Elastic and inelastic conductance in Co-Fe-B/MgO/Co-Fe-B magnetic tunnel junctions

Abstract

A systematic analysis of the bias voltage and temperature dependence of the tunneling magnetoresistance (TMR) in Co-Fe-B/MgO/Co-Fe-B magnetic tunnel junctions with barrier thickness ${t}_{B}$ between 1.8 and 4.0 nm has been performed. The resistance measured at low temperature in the parallel state shows the expected exponential increase with increasing barrier thickness. The low-temperature TMR amplitude of about 300% is quite similar for all MgO thicknesses. This is in accordance with microstructural investigations by transmission electron microscopy, which do not give hints to a reduction in the barrier quality with increasing MgO thickness.

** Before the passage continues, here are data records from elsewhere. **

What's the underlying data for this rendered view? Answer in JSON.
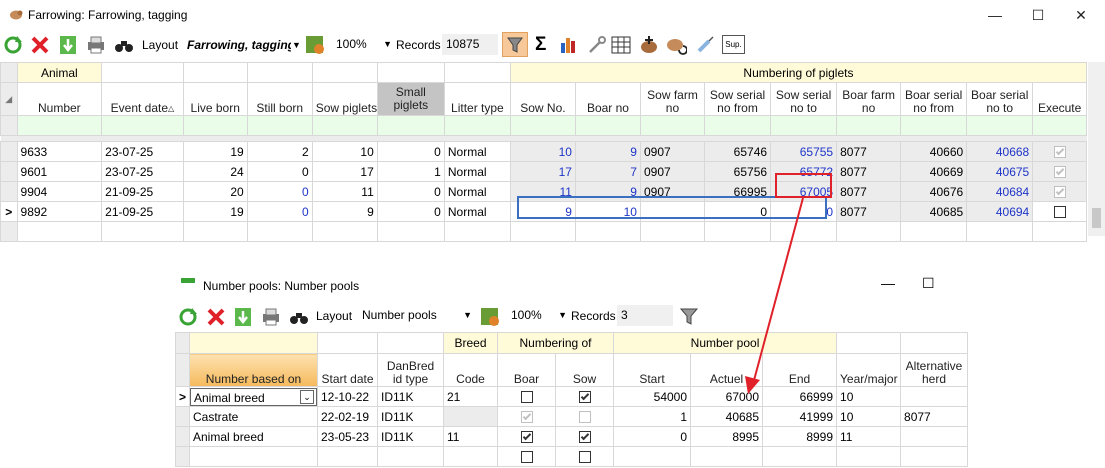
{
  "win1": {
    "title": "Farrowing: Farrowing, tagging",
    "toolbar": {
      "layout_label": "Layout",
      "layout_value": "Farrowing, tagging",
      "zoom": "100%",
      "records_label": "Records",
      "records_value": "10875"
    },
    "groups": {
      "animal": "Animal",
      "numbering": "Numbering of piglets"
    },
    "columns": [
      "Number",
      "Event date",
      "Live born",
      "Still born",
      "Sow piglets",
      "Small piglets",
      "Litter type",
      "Sow No.",
      "Boar no",
      "Sow farm no",
      "Sow serial no from",
      "Sow serial no to",
      "Boar farm no",
      "Boar serial no from",
      "Boar serial no to",
      "Execute"
    ],
    "rows": [
      {
        "number": "9633",
        "date": "23-07-25",
        "live": "19",
        "still": "2",
        "sow": "10",
        "small": "0",
        "litter": "Normal",
        "sowno": "10",
        "boarno": "9",
        "sowfarm": "0907",
        "from": "65746",
        "to": "65755",
        "boarfarm": "8077",
        "bfrom": "40660",
        "bto": "40668",
        "exec": true
      },
      {
        "number": "9601",
        "date": "23-07-25",
        "live": "24",
        "still": "0",
        "sow": "17",
        "small": "1",
        "litter": "Normal",
        "sowno": "17",
        "boarno": "7",
        "sowfarm": "0907",
        "from": "65756",
        "to": "65772",
        "boarfarm": "8077",
        "bfrom": "40669",
        "bto": "40675",
        "exec": true
      },
      {
        "number": "9904",
        "date": "21-09-25",
        "live": "20",
        "still": "0",
        "sow": "11",
        "small": "0",
        "litter": "Normal",
        "sowno": "11",
        "boarno": "9",
        "sowfarm": "0907",
        "from": "66995",
        "to": "67005",
        "boarfarm": "8077",
        "bfrom": "40676",
        "bto": "40684",
        "exec": true
      },
      {
        "number": "9892",
        "date": "21-09-25",
        "live": "19",
        "still": "0",
        "sow": "9",
        "small": "0",
        "litter": "Normal",
        "sowno": "9",
        "boarno": "10",
        "sowfarm": "",
        "from": "0",
        "to": "0",
        "boarfarm": "8077",
        "bfrom": "40685",
        "bto": "40694",
        "exec": false
      }
    ],
    "current_row_marker": ">"
  },
  "win2": {
    "title": "Number pools: Number pools",
    "toolbar": {
      "layout_label": "Layout",
      "layout_value": "Number pools",
      "zoom": "100%",
      "records_label": "Records",
      "records_value": "3"
    },
    "groups": {
      "breed": "Breed",
      "numbering": "Numbering of",
      "pool": "Number pool"
    },
    "columns": [
      "Number based on",
      "Start date",
      "DanBred id type",
      "Code",
      "Boar",
      "Sow",
      "Start",
      "Actuel",
      "End",
      "Year/major",
      "Alternative herd"
    ],
    "rows": [
      {
        "based": "Animal breed",
        "start": "12-10-22",
        "idtype": "ID11K",
        "code": "21",
        "boar": false,
        "sow": true,
        "pstart": "54000",
        "actuel": "67000",
        "end": "66999",
        "year": "10",
        "alt": ""
      },
      {
        "based": "Castrate",
        "start": "22-02-19",
        "idtype": "ID11K",
        "code": "",
        "boar": true,
        "sow": false,
        "pstart": "1",
        "actuel": "40685",
        "end": "41999",
        "year": "10",
        "alt": "8077"
      },
      {
        "based": "Animal breed",
        "start": "23-05-23",
        "idtype": "ID11K",
        "code": "11",
        "boar": true,
        "sow": true,
        "pstart": "0",
        "actuel": "8995",
        "end": "8999",
        "year": "11",
        "alt": ""
      }
    ],
    "current_row_marker": ">"
  },
  "colors": {
    "highlight_blue": "#3b6fbf",
    "highlight_red": "#e0212a",
    "link_blue": "#1f35c8",
    "group_yellow": "#fffbd9",
    "filter_green": "#eafde9"
  }
}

Both the junction resistance and TMR decrease with increasing temperature and bias voltage. In general, the decrease is much stronger for thicker barriers, e.g., a decrease in the TMR by a factor of 13.4 from 293% at 15 K to 21.9% at 300 K was observed for ${t}_{B}=4.0\text{ }\text{nm}$ compared to a reduction by only a factor of 1.6 for ${t}_{B}=1.8\text{ }\text{nm}$. This behavior can be described self-consistently for all barrier thicknesses within a model that extends the magnon-assisted tunneling model by adding an inelastic, unpolarized tunneling contribution. Furthermore we discuss our results in the framework of a recent model by Lu et al. [Phys. Rev. Lett. 102, 176801 (2009)] claiming that polarized hopping conductance becomes important for larger MgO thickness.